[103] Il s'en attendoit. Il s'en rapportoit.
Et le mercredi ensuivant, onziesme jour dudit moys d'avril, ledit régent se parti de Provins et s'en ala en l'abbaye de Pruilly[104], et de là à Monsterel-au-fort-d'Yonne. Et ala devant le chastel lequel gardoit, de par la royne Blanche, un chevalier appellé monseigneur Taupin du Plessie, lequel Taupin estoit sur la porte dudit chastel tout armé, la teste au bacinet, quant ledit régent ala devant. Et lors, ledit régent luy commanda que il ouvrist la porte du chastel. Lequel Taupin ly respondi : « Mon redoubté seigneur, pour Dieu ne me veuilliez déshonnourer : madame la royne Blanche m'a baillié ce chastel à garder, et m'a fait jurer que je ne le rendroie à personne du monde, fors au roy[105] et à elle. Je vous supplie que il vous plaise à envoier par devers elle, et je cuide qu'elle me mandera tantost que je le vous rende. »
[104] Pruilly. La cinquième fille de Cîteaux. Entre Provins et Montereau-Fault-Yonne, comme on écrit aujourd'hui.
[105] Au roy. Sans doute celui de Navarre.
Auquel Taupin ledit régent commanda de rechief deux fois ou trois que il luy ouvrist ledit chastel. Et lors ledit Taupin luy respondit : « Mon redoubté seigneur, je ne tendray pas ce chastel contre vous ; mais pour Dieu vueilliez-moi garder mon honneur. » Si descendi à la porte et l'ouvri ; et ledit régent et ses gens y entrèrent, et y coucha une nuit et le prist en sa main, et establi à le garder de par ly ledit Taupin, et li fist faire serement nouvel. Et se parti dudit chastel et s'en ala à Meaux, là où demouroit lors madame la duchesse, sa femme, et là où il avoit envoié de Provins le conte de Joigny et environ soixante hommes d'armes en sa compaignie, pour ce que l'en ly avoit dit que ceux de Paris avoient entencion de prendre et garnir de par eulx le marchié de Meaux. Et y estoit entré ledit conte deux jours devant. Dont le maire et aucuns de ladite ville furent moult courrouciés, et en parla ledit maire moult haultement audit conte de Joigny, qui s'estoit mis audit marchié et le tenoit. Et luy dist ledit maire que sé il cuidast qu'il voulsist avoir pris ledit marchié que il ne feust pas entré en ladite ville de Meaux. Et quant ledit régent fu en ladite ville de Meaux, ledit conte luy dist ce que ledit maire luy avoit dit. Lequel maire fu mandé devant ledit régent, et luy furent récitées les parolles que il avoit dictes, et les luy fist-l'en amender, et fu réservée la tauxation et l'amende.
LXIX.
De l'artillerie que ceux de Paris pristrent au Louvre, et la firent porter en l'ostel de la ville.
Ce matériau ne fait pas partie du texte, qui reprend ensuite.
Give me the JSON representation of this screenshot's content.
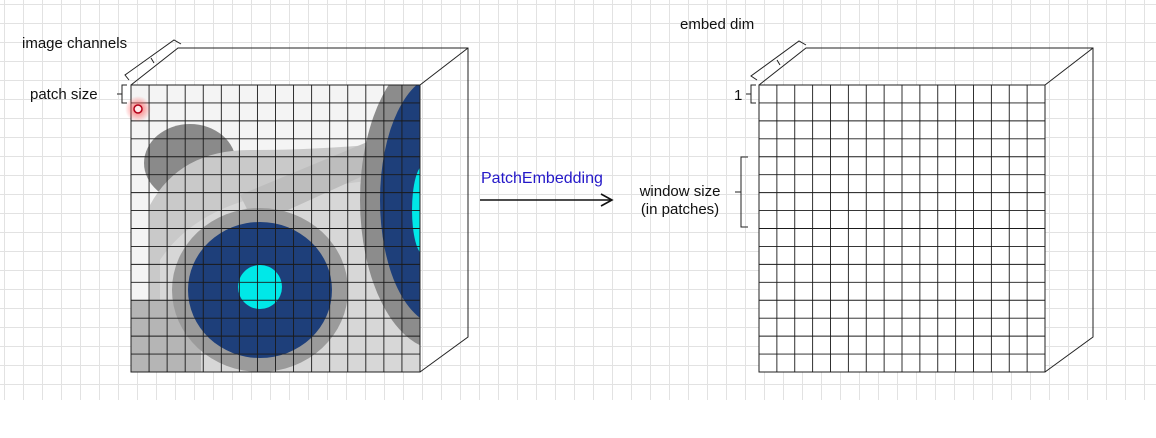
{
  "labels": {
    "image_channels": "image channels",
    "patch_size": "patch size",
    "patch_embedding": "PatchEmbedding",
    "window_size_line1": "window size",
    "window_size_line2": "(in patches)",
    "embed_dim": "embed dim",
    "one": "1"
  },
  "colors": {
    "arrow_label": "#2418c8",
    "eye_blue": "#1e3f7a",
    "eye_cyan": "#00e8e8",
    "cursor_red": "#e0001b",
    "grid_line": "#111111",
    "background_grid": "#e2e2e2"
  }
}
Le mercredi, dix-huitiesme jour dudit moys d'avril, se parti ledit régent de la ville de Meaux pour aller à Compiegne à une journée[106] qu'il avoit mise aux Vermendisiens qui y devoient estre. Et luy apporta-on, celuy jour, nouvelles que ceux de Paris avoient pris grant quantité d'artillerie que on avoit mis au Louvre et chargiée, pour mener en certains lieux où ledit régent avoit ordené que fust menée ; et l'avoient ceux de Paris fait mener en la maison de la ville, en Grève. Et si avoient encore les dessusdis de Paris envoié audit régent unes bien merveilleuses lettres closes. Et un pou avant, il avoient mis gens d'armes de par eux audit chastel du Louvre. Et en ce temps et par avant, depuis que ledit régent s'estoit parti de Paris repairoient pou ou nuls gentils hommes en ladite ville de Paris, dont ceux de ladite ville estoient moult dolens. Et tenoient pluseurs que les gentils hommes leur vouloient mal[107]. Et fu une grande division au royaume de France. Car pluseurs villes, et la plus grant partie, se tenoient devers le régent leur droit seigneur ; et autres se tenoient devers Paris.
[106] Une journée. Un ajournement, rendez-vous.
[107] Ce fut l'émigration du temps. Dans les jours de déchaînement populaire, il faut ou se joindre à la bête féroce, ou se préparer un abri contre elle ; et dans cette alternative, il n'y a guère à recueillir que des regrets ou de la honte.